Mother claims that jurisdiction is conferred under either of two statutes. First, Mother argues jurisdiction exists under K.S.A. 2016 Supp. 60-2102(a)(2), which allows an appeal from an order that "grants, continues, modifies, refuses or dissolves an injunction." But our Supreme Court has held that K.S.A. 2016 Supp. 38-2273(a)—the more specific provision found in the Revised Kansas Code for Care of Children (the Code)—governs appeals from decisions under the Code, not K.S.A. 2016 Supp. 60-2102. In re N.A.C., 299 Kan. 1100, 1108-09, 329 P.3d 458 (2014).
Mother also argues that jurisdiction exists under K.S.A. 2016 Supp. 38-2273(a), the specific provision which sets forth the procedure and requirements for an appeal in a child in need of care case. K.S.A. 2016 Supp. 38-2273(a) specifies five categories of appealable orders under the Code. This subsection of the statute provides: "An appeal may be taken by any party or interested party from any order of temporary custody, adjudication, disposition, finding of unfitness or termination of parental rights." K.S.A. 2016 Supp. 38-2273(a). Mother argues that jurisdiction exists in this case because the
2 district court's immunization order initially was entered as part of the children's disposition.
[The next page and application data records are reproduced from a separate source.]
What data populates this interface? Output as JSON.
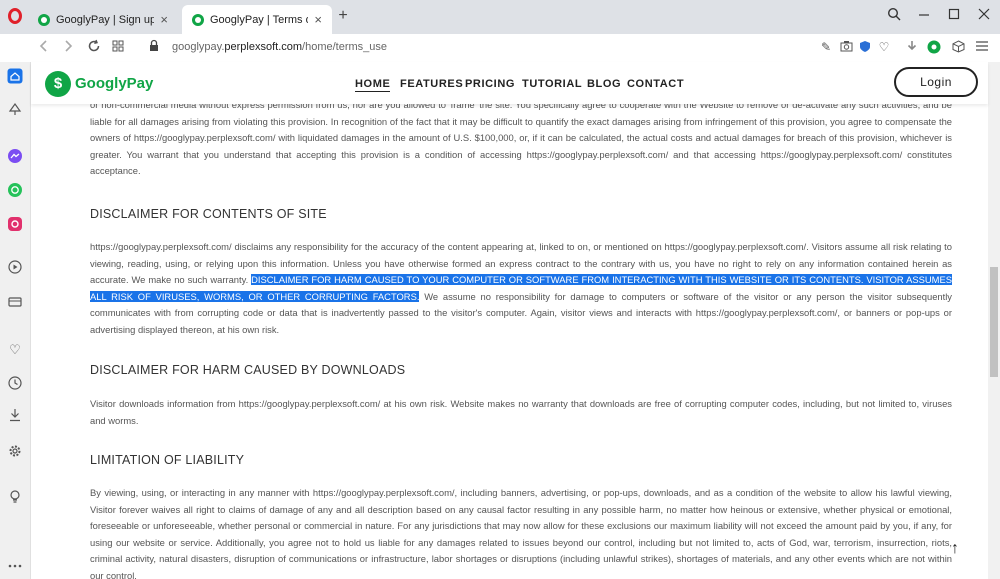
{
  "browser": {
    "tabs": [
      {
        "title": "GooglyPay | Sign up"
      },
      {
        "title": "GooglyPay | Terms of Use"
      }
    ],
    "tab_close_glyph": "×",
    "new_tab_glyph": "+",
    "url_prefix": "googlypay.",
    "url_domain": "perplexsoft.com",
    "url_path": "/home/terms_use"
  },
  "site": {
    "logo_mark": "$",
    "logo_text": "GooglyPay",
    "nav": [
      "HOME",
      "FEATURES",
      "PRICING",
      "TUTORIAL",
      "BLOG",
      "CONTACT"
    ],
    "login_label": "Login",
    "brand_color": "#10a546"
  },
  "content": {
    "intro_paragraph": "or non-commercial media without express permission from us, nor are you allowed to 'frame' the site. You specifically agree to cooperate with the Website to remove or de-activate any such activities, and be liable for all damages arising from violating this provision. In recognition of the fact that it may be difficult to quantify the exact damages arising from infringement of this provision, you agree to compensate the owners of https://googlypay.perplexsoft.com/ with liquidated damages in the amount of U.S. $100,000, or, if it can be calculated, the actual costs and actual damages for breach of this provision, whichever is greater. You warrant that you understand that accepting this provision is a condition of accessing https://googlypay.perplexsoft.com/ and that accessing https://googlypay.perplexsoft.com/ constitutes acceptance.",
    "disclaimer_contents": {
      "heading": "DISCLAIMER FOR CONTENTS OF SITE",
      "text_before": "https://googlypay.perplexsoft.com/ disclaims any responsibility for the accuracy of the content appearing at, linked to on, or mentioned on https://googlypay.perplexsoft.com/. Visitors assume all risk relating to viewing, reading, using, or relying upon this information. Unless you have otherwise formed an express contract to the contrary with us, you have no right to rely on any information contained herein as accurate. We make no such warranty. ",
      "text_highlighted": "DISCLAIMER FOR HARM CAUSED TO YOUR COMPUTER OR SOFTWARE FROM INTERACTING WITH THIS WEBSITE OR ITS CONTENTS. VISITOR ASSUMES ALL RISK OF VIRUSES, WORMS, OR OTHER CORRUPTING FACTORS.",
      "text_after": " We assume no responsibility for damage to computers or software of the visitor or any person the visitor subsequently communicates with from corrupting code or data that is inadvertently passed to the visitor's computer. Again, visitor views and interacts with https://googlypay.perplexsoft.com/, or banners or pop-ups or advertising displayed thereon, at his own risk."
    },
    "disclaimer_downloads": {
      "heading": "DISCLAIMER FOR HARM CAUSED BY DOWNLOADS",
      "text": "Visitor downloads information from https://googlypay.perplexsoft.com/ at his own risk. Website makes no warranty that downloads are free of corrupting computer codes, including, but not limited to, viruses and worms."
    },
    "limitation": {
      "heading": "LIMITATION OF LIABILITY",
      "text": "By viewing, using, or interacting in any manner with https://googlypay.perplexsoft.com/, including banners, advertising, or pop-ups, downloads, and as a condition of the website to allow his lawful viewing, Visitor forever waives all right to claims of damage of any and all description based on any causal factor resulting in any possible harm, no matter how heinous or extensive, whether physical or emotional, foreseeable or unforeseeable, whether personal or commercial in nature. For any jurisdictions that may now allow for these exclusions our maximum liability will not exceed the amount paid by you, if any, for using our website or service. Additionally, you agree not to hold us liable for any damages related to issues beyond our control, including but not limited to, acts of God, war, terrorism, insurrection, riots, criminal activity, natural disasters, disruption of communications or infrastructure, labor shortages or disruptions (including unlawful strikes), shortages of materials, and any other events which are not within our control."
    },
    "back_to_top_glyph": "↑"
  }
}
The State disagrees, arguing that the district court's immunization order is not an order of disposition because it did not deal with the physical placement or custody of the children but instead related to the children's medical care.
The most fundamental rule of statutory construction is that the intent of the legislature governs if that intent can be ascertained. State ex rel. Schmidt v. City of Wichita, 303 Kan. 650, 659, 367 P.3d 282 (2016). An appellate court must first attempt to ascertain legislative intent through the statutory language enacted, giving common words their ordinary meanings. When a statute is plain and unambiguous, an appellate court should not speculate about the legislative intent behind that clear language, and it should refrain from reading something into the statute that is not readily found in its words. Ullery v. Othick, 304 Kan. 405, 409, 372 P.3d 1135 (2016).
K.S.A. 2016 Supp. 38-2273(a) allows a party to appeal from "any order of . . . disposition." Kansas appellate courts have consistently held that the word "disposition" is a term of art within the Code. See In re N.A.C., 299 Kan. at 1116; In re A.S., 52 Kan. App. 2d 173, 175, 364 P.3d 1203 (2015). A disposition order under K.S.A. 2016 Supp. 38-2255 and K.S.A. 2016 Supp. 38-2256 is "an order made within 30 days of adjudication that determines placement of the child or any other order entered during the process of managing the child's placement until the order terminating parental rights is entered." 52 Kan. App. 2d at 176 (citing In re N.A.C., 299 Kan. at 1120). Although the directive was included within the order of disposition, the district court's order that the children be immunized was not itself an order addressing the children's physical placement. This conclusion is bolstered by the fact that the court held a later hearing to put Mother on notice and allow her an opportunity to be heard on the issue of immunization. To that end, Mother submitted a written explanation detailing her objections to immunizing the children, and Mother was afforded an opportunity at the hearing to present additional argument. At the conclusion of the hearing, the court
3 ordered that the children be immunized pursuant to K.S.A. 2016 Supp. 38-2217(a)(3)(D). And it is from this order that Mother appeals.
The plain and unambiguous language of K.S.A. 2016 Supp. 38-2273(a) allows a party to appeal only from an order of disposition. See In re N.A.C., 299 Kan.